1. VANYA: ERSTOCHEN UND GERETTET
Vanya
"Lächle," zischte Joy – meine Stiefmutter – von meiner linken Seite.
Ich zwang ein Lächeln auf meine Lippen, obwohl mir überhaupt nicht danach war. Die Riemen der Schuhe, die Joy mich tragen ließ, schnitten in meine Haut. Ich war mir sicher, dass meine Füße voller Blasen sein würden, wenn ich nach Hause käme.
Ganz zu schweigen von dem Kleid, das zu den Schuhen passte, und der Unterwäsche!
Ich hasste es, mich herauszuputzen, aber ich hatte keine Wahl, da mein Vater eine öffentliche Person war – der Bürgermeister von Ottawa, um genau zu sein.
Als meine Mutter noch lebte, blieben wir zu Hause und schauten Filme, weil sie auch keine Partys mochte. Aber alles änderte sich, als sie starb und mein Vater Joy heiratete. Sie hatte ihn fest im Griff, und ich hasste das.
Ich hasste sie.
Meine Augen huschten umher, als wir tiefer in den großen Raum gingen. Überall waren Menschen, die tanzten oder in Gruppen standen und wahrscheinlich tratschten oder an den Tischen saßen und das Buffet genossen.
Ich wäre lieber in der Bibliothek und würde die neuen Bücher sortieren, die früher am Tag geliefert worden waren.
Meine Hand zitterte, als ich ein Glas Wein vom Tablett eines vorbeigehenden Kellners nahm. Ignorierend, dass Joy mir zischend befahl, das Glas wegzustellen, nahm ich einen Schluck und hätte ihn fast wieder ausgespuckt. Ich war noch nie ein Fan von Alkohol, aber ich trank den Wein trotzdem – alles, um diese verdammte Nacht zu überstehen.
Ich schaute mich wieder im Raum um, während ich Joy folgte. Sie blieb alle paar Sekunden stehen, um jemanden zu begrüßen, den sie kannte. Joy drehte sich immer um und zeigte auf mich, um mich vorzustellen.
Es gelang mir zu lächeln und die richtigen Dinge zu sagen, obwohl mein Geist nicht bei dem war, was gesprochen wurde.
Die Luft blieb mir im Hals stecken, als meine Augen auf ihn fielen.
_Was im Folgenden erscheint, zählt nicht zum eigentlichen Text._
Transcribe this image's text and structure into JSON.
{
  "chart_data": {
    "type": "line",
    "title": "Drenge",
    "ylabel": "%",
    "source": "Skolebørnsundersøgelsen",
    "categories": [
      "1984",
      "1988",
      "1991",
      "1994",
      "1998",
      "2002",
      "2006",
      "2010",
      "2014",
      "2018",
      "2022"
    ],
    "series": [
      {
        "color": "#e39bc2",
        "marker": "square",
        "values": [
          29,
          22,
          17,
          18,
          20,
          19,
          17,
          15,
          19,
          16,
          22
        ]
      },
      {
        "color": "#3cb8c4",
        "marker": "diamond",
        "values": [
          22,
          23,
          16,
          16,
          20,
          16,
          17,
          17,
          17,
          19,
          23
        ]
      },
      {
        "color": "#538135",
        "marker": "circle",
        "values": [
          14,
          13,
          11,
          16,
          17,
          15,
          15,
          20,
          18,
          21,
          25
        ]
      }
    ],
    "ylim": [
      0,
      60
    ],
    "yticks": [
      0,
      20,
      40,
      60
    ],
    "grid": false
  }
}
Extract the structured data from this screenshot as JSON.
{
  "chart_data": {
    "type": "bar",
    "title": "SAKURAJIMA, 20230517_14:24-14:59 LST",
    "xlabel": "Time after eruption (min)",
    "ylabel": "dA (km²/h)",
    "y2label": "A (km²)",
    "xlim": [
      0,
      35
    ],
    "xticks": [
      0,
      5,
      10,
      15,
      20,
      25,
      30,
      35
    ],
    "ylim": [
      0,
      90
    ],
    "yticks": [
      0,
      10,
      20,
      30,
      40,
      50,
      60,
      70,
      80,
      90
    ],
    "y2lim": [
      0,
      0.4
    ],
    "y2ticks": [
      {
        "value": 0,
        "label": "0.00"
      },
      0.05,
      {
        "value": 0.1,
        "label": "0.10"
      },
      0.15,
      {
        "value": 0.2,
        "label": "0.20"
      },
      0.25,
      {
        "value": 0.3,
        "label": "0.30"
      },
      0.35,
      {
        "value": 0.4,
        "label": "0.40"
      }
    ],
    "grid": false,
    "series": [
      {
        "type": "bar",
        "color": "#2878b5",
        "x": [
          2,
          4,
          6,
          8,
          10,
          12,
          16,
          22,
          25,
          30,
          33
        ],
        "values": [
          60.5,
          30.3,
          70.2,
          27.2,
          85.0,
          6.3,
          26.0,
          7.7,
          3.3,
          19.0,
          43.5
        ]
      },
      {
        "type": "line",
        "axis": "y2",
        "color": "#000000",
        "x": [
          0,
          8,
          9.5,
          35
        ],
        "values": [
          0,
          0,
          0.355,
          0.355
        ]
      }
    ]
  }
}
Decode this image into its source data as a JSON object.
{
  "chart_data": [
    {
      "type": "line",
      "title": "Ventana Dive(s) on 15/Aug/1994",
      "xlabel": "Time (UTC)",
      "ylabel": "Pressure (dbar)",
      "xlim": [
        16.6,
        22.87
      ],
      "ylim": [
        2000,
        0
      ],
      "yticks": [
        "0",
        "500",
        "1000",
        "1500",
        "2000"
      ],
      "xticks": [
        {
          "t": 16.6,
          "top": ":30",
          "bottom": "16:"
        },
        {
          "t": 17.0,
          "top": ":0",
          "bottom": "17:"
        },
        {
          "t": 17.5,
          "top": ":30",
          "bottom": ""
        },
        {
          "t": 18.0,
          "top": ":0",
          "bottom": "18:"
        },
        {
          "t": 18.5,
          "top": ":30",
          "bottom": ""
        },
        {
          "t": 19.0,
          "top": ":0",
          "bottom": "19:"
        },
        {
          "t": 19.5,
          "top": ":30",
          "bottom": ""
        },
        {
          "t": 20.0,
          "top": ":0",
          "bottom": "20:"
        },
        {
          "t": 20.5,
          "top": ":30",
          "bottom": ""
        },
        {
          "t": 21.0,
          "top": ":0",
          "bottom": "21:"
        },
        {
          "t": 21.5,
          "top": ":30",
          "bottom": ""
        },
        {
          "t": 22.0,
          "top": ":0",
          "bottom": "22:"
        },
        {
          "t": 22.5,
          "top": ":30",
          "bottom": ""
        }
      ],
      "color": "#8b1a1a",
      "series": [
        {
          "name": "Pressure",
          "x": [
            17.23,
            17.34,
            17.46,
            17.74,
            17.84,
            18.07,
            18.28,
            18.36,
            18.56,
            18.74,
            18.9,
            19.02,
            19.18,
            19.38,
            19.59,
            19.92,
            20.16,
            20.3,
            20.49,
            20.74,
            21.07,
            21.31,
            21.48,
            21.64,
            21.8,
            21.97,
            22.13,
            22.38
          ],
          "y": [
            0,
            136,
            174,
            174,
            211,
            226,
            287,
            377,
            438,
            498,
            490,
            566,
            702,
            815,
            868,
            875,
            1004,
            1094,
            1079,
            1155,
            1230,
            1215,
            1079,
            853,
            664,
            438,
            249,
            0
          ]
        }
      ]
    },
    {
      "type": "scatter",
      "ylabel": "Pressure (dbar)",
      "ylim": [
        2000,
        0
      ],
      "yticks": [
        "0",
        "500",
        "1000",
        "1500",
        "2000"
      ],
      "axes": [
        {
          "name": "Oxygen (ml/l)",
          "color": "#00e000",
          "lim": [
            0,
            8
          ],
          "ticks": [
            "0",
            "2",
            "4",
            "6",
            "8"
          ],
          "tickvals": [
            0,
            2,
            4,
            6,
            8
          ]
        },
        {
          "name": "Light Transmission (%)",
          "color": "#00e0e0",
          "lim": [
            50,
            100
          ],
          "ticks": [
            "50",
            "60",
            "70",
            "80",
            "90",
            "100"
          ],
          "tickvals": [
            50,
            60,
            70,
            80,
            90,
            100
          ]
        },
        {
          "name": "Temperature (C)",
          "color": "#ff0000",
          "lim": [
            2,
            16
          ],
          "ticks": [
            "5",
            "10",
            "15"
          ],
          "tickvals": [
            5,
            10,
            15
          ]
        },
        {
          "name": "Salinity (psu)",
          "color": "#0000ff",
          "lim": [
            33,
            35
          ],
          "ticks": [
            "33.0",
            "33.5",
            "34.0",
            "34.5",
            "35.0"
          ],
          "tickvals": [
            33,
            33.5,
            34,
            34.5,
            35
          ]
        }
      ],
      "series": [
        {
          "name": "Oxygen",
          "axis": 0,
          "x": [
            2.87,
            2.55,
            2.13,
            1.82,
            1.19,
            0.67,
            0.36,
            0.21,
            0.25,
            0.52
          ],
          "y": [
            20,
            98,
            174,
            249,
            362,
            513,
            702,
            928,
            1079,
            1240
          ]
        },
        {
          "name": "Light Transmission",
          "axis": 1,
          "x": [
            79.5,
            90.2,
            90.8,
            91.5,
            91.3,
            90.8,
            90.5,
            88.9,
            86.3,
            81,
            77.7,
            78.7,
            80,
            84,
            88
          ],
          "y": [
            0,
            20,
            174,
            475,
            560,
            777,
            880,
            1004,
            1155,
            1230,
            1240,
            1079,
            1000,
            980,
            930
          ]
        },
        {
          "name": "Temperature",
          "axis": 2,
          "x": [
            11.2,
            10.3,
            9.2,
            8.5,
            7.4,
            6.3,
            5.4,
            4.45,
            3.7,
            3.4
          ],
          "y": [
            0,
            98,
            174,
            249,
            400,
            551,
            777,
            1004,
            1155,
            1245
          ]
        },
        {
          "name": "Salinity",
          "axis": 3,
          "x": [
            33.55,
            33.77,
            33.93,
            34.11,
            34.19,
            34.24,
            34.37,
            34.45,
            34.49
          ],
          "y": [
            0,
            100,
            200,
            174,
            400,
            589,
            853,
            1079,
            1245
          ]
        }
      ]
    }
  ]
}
Er überragte alle im Raum – nicht, dass es nur seine Größe war, die Aufmerksamkeit erregte.
Fang gar nicht erst an, über das gute Aussehen des Mannes zu sprechen!
Der Mann war pure Versuchung auf zwei Beinen, und jede Frau auf dieser Insel dachte so über ihn. Allerdings würde keine von ihnen auf diese Gefühle oder Wünsche eingehen, wegen dem, was er war.
Der Alpha seines Rudels.
Alpha, fragst du? Nun, laut der Stadtgeschichte kamen die Tierwandler – oder besser gesagt Hybriden, wie die Stadtbewohner sie nannten – ein paar Tage nach Halloween vor vielen Jahren auf die Insel. Das war lange bevor ich geboren wurde, aber sie sorgten dafür, dass wir in der Schule über sie lernten.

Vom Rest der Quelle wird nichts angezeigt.